The last two years have been interesting from a research point of view. I have come to look at the work of Oliver Hill in a completely different way. Tackling my fear of writing has certainly helped in that process. It’s certainly not all plain sailing but I have realised that putting my thoughts on paper instead of storing them somewhere in my head has made life much easier. This is especially the case when you are working part-time on your PhD. Having something on paper to go back to after a break makes the shift from work to research less tricky. Writing more has also made me feel more confident about my topic and this, I feel, has helped me in presenting my work to a variety of people.
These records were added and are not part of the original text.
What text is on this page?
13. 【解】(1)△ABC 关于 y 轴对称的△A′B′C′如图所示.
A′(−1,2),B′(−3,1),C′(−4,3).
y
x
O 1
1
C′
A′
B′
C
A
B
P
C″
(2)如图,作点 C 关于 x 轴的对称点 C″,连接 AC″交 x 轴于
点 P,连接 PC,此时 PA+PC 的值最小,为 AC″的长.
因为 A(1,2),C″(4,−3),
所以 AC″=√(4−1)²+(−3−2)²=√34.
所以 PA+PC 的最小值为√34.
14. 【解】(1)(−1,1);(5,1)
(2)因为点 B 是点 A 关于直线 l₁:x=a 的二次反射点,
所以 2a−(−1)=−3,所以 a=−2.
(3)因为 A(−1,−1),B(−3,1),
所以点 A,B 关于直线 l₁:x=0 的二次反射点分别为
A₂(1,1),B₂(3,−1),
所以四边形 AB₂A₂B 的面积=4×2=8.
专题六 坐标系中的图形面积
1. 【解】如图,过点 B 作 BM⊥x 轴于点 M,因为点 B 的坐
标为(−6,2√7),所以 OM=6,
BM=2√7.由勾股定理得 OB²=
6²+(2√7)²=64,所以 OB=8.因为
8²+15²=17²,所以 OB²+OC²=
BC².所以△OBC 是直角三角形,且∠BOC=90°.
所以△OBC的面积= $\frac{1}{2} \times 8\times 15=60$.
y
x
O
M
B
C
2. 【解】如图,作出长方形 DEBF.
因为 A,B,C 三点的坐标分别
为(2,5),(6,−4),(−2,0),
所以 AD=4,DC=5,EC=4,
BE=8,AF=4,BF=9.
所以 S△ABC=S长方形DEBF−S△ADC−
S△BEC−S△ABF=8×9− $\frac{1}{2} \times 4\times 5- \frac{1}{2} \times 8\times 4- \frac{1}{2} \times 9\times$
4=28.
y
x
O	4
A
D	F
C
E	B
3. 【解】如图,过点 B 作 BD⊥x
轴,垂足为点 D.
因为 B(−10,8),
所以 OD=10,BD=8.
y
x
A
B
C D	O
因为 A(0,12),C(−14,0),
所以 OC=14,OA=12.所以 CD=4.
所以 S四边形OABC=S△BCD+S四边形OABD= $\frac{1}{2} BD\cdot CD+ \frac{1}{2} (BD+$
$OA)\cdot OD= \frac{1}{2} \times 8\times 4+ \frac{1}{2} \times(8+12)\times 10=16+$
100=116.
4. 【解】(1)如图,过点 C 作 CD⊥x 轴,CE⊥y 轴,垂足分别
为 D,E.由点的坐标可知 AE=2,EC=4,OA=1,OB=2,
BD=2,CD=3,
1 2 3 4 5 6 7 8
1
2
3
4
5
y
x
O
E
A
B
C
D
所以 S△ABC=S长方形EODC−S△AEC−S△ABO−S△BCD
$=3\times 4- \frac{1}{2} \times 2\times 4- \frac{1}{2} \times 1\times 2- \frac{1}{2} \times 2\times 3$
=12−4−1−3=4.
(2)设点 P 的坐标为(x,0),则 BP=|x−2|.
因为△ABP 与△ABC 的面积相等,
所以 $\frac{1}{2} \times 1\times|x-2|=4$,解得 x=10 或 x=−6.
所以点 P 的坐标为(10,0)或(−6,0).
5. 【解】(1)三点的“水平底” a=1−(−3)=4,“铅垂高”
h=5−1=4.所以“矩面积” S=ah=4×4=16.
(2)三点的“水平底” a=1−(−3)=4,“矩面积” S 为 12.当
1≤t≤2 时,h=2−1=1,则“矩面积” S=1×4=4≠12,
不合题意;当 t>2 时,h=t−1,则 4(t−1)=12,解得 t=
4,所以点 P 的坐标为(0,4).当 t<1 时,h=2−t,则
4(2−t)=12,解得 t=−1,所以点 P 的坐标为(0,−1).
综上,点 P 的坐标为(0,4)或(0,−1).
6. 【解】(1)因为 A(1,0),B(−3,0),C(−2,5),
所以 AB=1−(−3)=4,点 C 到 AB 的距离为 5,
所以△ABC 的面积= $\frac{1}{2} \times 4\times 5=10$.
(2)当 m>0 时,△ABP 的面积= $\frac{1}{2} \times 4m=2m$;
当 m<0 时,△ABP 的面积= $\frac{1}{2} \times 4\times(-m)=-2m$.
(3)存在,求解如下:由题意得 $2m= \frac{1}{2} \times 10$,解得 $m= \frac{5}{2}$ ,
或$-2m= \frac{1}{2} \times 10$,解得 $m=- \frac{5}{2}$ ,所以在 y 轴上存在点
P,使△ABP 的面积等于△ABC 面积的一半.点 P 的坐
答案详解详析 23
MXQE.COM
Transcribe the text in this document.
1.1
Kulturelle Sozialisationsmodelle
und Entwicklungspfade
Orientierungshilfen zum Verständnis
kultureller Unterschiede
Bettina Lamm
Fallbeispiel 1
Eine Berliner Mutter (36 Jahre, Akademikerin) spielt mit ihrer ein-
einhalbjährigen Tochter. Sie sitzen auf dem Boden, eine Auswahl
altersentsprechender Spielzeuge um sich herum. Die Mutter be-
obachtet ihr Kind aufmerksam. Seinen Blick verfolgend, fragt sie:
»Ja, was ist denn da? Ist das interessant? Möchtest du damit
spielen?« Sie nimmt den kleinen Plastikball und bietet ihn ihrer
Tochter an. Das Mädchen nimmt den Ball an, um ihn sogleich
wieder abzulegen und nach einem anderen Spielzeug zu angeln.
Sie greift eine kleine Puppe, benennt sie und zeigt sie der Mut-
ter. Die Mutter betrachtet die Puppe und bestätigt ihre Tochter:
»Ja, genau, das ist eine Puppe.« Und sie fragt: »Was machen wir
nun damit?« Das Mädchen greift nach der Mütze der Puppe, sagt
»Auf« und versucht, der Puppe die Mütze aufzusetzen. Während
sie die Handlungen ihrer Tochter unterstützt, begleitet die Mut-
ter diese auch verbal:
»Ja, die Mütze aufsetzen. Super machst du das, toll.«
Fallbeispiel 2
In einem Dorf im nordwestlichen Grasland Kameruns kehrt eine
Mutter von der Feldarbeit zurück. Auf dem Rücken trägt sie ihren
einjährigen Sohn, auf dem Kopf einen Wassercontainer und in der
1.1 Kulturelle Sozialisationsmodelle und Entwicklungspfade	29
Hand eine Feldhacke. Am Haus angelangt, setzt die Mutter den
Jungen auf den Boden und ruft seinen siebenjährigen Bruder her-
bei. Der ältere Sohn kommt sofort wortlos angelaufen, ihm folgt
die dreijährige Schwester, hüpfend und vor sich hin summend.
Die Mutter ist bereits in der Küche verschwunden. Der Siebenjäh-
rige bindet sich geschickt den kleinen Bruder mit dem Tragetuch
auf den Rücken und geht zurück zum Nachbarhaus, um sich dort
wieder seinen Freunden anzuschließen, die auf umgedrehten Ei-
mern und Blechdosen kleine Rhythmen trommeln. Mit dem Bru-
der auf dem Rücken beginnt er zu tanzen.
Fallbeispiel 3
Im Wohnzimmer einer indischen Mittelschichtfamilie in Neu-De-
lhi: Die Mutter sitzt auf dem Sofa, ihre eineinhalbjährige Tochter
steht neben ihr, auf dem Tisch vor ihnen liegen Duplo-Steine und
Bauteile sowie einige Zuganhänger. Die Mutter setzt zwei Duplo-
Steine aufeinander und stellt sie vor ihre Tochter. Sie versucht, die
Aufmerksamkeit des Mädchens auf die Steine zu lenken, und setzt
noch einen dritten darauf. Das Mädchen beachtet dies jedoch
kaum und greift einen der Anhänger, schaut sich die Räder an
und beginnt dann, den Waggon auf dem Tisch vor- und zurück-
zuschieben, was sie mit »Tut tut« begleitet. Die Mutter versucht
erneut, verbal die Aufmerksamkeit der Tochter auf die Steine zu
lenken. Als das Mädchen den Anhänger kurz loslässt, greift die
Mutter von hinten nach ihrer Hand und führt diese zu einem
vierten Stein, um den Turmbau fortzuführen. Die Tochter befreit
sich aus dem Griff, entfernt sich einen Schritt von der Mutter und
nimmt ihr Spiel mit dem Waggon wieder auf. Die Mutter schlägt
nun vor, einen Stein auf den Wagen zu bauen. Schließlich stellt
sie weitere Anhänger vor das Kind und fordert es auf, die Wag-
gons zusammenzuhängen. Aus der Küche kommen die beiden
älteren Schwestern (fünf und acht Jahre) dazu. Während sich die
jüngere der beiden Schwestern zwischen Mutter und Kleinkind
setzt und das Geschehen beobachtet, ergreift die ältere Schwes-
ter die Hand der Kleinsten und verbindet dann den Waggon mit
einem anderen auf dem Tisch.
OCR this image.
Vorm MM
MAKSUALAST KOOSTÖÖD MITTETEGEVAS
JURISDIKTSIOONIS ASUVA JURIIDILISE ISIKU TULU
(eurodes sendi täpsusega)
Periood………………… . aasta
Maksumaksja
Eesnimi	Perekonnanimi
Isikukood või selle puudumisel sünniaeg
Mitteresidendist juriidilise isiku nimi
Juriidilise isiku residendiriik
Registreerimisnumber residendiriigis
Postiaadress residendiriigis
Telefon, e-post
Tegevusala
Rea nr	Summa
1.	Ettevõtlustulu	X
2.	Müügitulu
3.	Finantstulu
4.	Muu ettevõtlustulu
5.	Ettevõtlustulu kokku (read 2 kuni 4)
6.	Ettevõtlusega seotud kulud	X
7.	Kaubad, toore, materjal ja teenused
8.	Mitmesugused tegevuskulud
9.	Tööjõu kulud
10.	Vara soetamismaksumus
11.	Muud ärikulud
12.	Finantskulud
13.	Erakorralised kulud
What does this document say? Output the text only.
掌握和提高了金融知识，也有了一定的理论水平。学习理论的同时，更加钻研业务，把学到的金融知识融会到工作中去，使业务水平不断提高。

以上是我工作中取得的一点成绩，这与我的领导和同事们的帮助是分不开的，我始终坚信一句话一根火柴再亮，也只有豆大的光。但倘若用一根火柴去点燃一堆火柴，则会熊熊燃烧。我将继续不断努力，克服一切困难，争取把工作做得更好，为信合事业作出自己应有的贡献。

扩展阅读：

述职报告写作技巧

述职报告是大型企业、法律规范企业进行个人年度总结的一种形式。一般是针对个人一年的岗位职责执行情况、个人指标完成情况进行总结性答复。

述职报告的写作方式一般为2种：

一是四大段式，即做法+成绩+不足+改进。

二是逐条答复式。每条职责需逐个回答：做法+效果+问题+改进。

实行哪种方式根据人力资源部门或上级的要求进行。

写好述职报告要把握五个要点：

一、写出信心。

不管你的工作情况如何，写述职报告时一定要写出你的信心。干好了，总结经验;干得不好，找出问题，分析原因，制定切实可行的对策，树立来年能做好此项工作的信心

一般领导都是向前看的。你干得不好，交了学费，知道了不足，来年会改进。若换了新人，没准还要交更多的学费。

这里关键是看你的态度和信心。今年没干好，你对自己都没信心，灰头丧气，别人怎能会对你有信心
I have been surprised at how helpful presenting your work in progress actually is. Although I didn’t see my transfer interview in the same category as a WIP event the discussion and questions that followed my presentation were equally helpful. What do you expect to get out/achieve with this research was perhaps the question that stood out for me the most. I guess every PhD student starts out a vague idea of what they want to achieve and where they see themselves after completion. Nevertheless, I seem to have lost track of this bigger picture whilst researching Hill’s wok in such detail. So what do I want to achieve with my research? Intrigue in the sometimes odd and contradictory lenses through which Hill and his oeuvre have been represented made me start this research. I have since come to see these lenses as useful instead of problematic. If, by the end of my journey with Hill, I can present his work as a case study for further research on equally enigmatic architects/ designers working during the interwar period, and if I can highlight the benefits of approaching architectural history beyond the text, maybe then I can truly feel that I have added a little cog into the broader research of the Interwar period.